A football player for the University of Central Florida has lost his place in the team, and hence his scholarship, due to his YouTube channel. UCF kicker Donald De La Haye runs "Deestroying," which has over 90,000 subscribers and has amassed 5 million views, thus far. It's not the channel itself that cost him his scholarship, though -- it's the fact that he has athletics-related videos on a monetized account.
The NCAA saw his videos as a direct violation to its rule that prohibits student athletes from using their status to earn money. UCF's athletics department negotiated with the association, since De La Haye sends the money he earns from YouTube to his family in Costa Rica. The association gave him two choices: he can keep the account monetized, but he has to stop referencing his status as a student athlete and move the videos wherein he does. Or, he has to stop monetizing his account altogether. Since De La Haye chose not to accept either option, he has been declared inelegible to play in any NCAA-sanctioned competition, effectively ending his college football career.

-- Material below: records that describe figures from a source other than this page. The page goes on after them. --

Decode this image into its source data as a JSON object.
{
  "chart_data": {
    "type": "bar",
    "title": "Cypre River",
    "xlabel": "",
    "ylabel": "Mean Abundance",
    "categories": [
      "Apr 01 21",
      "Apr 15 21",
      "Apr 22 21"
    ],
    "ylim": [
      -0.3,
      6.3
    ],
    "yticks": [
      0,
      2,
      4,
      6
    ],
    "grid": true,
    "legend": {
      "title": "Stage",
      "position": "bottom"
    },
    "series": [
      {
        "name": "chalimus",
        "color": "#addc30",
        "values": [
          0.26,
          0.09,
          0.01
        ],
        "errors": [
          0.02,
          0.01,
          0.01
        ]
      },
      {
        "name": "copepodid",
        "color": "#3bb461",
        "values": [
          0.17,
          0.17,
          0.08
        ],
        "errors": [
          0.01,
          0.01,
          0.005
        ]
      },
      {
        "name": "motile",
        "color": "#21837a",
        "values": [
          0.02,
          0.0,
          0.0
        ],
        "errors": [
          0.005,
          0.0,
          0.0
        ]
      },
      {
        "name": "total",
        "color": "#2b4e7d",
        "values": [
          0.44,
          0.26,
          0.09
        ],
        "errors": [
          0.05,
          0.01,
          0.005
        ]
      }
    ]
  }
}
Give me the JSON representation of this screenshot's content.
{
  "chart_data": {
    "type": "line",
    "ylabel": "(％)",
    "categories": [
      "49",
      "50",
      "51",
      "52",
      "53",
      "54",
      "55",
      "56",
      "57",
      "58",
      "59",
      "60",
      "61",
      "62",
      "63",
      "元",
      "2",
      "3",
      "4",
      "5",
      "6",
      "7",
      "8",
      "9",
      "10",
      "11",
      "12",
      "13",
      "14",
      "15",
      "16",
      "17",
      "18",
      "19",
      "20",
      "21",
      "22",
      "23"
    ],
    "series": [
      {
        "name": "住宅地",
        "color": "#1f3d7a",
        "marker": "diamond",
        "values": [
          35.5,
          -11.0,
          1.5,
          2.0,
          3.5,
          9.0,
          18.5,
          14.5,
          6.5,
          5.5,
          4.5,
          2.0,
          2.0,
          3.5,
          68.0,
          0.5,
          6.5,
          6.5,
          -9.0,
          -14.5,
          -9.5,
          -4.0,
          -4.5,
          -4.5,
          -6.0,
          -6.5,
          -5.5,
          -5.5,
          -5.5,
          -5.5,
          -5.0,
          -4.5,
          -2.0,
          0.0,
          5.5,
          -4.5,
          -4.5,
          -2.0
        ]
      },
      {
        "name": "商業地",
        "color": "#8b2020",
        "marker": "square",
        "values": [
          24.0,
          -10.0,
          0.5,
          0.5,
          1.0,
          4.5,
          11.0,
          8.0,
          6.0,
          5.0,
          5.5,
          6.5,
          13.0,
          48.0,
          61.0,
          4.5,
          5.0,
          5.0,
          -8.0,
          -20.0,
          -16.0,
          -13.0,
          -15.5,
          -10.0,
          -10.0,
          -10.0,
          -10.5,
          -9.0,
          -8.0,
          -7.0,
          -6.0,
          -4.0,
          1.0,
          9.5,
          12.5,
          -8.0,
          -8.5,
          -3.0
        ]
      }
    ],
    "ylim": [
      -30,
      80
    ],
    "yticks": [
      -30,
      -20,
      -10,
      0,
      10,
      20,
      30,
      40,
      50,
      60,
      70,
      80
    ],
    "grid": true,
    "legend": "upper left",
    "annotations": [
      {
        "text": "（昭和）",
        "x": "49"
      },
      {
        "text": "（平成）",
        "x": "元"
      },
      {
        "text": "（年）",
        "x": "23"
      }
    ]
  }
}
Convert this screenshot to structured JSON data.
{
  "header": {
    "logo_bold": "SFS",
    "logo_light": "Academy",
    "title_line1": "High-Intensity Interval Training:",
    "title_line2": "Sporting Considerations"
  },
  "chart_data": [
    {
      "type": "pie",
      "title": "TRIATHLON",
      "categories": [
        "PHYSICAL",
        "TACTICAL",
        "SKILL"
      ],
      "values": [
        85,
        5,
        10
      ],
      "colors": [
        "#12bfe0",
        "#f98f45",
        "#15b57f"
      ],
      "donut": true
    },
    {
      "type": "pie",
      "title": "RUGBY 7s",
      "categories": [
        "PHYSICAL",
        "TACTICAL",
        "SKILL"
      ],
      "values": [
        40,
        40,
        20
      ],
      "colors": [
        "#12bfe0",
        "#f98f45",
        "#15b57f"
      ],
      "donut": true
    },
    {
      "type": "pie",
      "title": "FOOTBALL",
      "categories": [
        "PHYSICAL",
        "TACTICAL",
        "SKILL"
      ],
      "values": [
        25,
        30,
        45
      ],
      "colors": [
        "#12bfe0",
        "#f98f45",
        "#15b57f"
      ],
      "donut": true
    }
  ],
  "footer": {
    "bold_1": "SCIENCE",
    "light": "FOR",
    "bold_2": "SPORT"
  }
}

When I was a sophomore at Princeton, my sister was a Freshman. We were sitting in my dorm the first week of school, watching US Open tennis as we were big tennis fans at the time. My sister told me that she still had not heard from her fourth roommate yet, which was sort of odd. About that time, the semifinals of the US Open were just beginning and would feature an upstart named Andrea Leand. My sister says, hey -- that's the name of my roommate. And so it was. Andrea was a professional tennis player, just like Brook Shields was already a professional actress and Stanley Jordan was already a professional musician. But unlike these others, Andrea was not allowed to pursue her talent at Princeton.
I don't know if student athletes should be paid by the school or not. We can leave that aside as a separate question. People of great talent attend universities and almost all of them -- with the exception of athletes -- are allowed to monetize that talent at the same time they are using it on campus. Athletes should have the same ability.
Postscript: I wrote about this years ago in Forbes. As I wrote there:
The whole amateur ideal is just a tired holdover from the British aristocracy, the blue-blooded notion that a true "gentleman" did not actually work for a living but sponged off the local [populace] while perfecting his golf or polo game. These ideas permeated British universities like Oxford and Cambridge, which in turn served as the model for many US colleges. Even the Olympics, though, finally gave up the stupid distinction of amateur status years ago, allowing the best athletes to compete whether or not someone has ever paid them for anything.
In fact, were we to try to impose this same notion of "amateurism" in any other part of society, or even any other corner of University life, it would be considered absurd. Do we make an amateur distinction with engineers? Economists? Poets?...
In fact, of all the activities on campus, the only one a student cannot pursue while simultaneously getting paid is athletics. I am sure that it is just coincidence that athletics happens to be, by orders of magnitude, far more lucrative to universities than all the other student activities combined.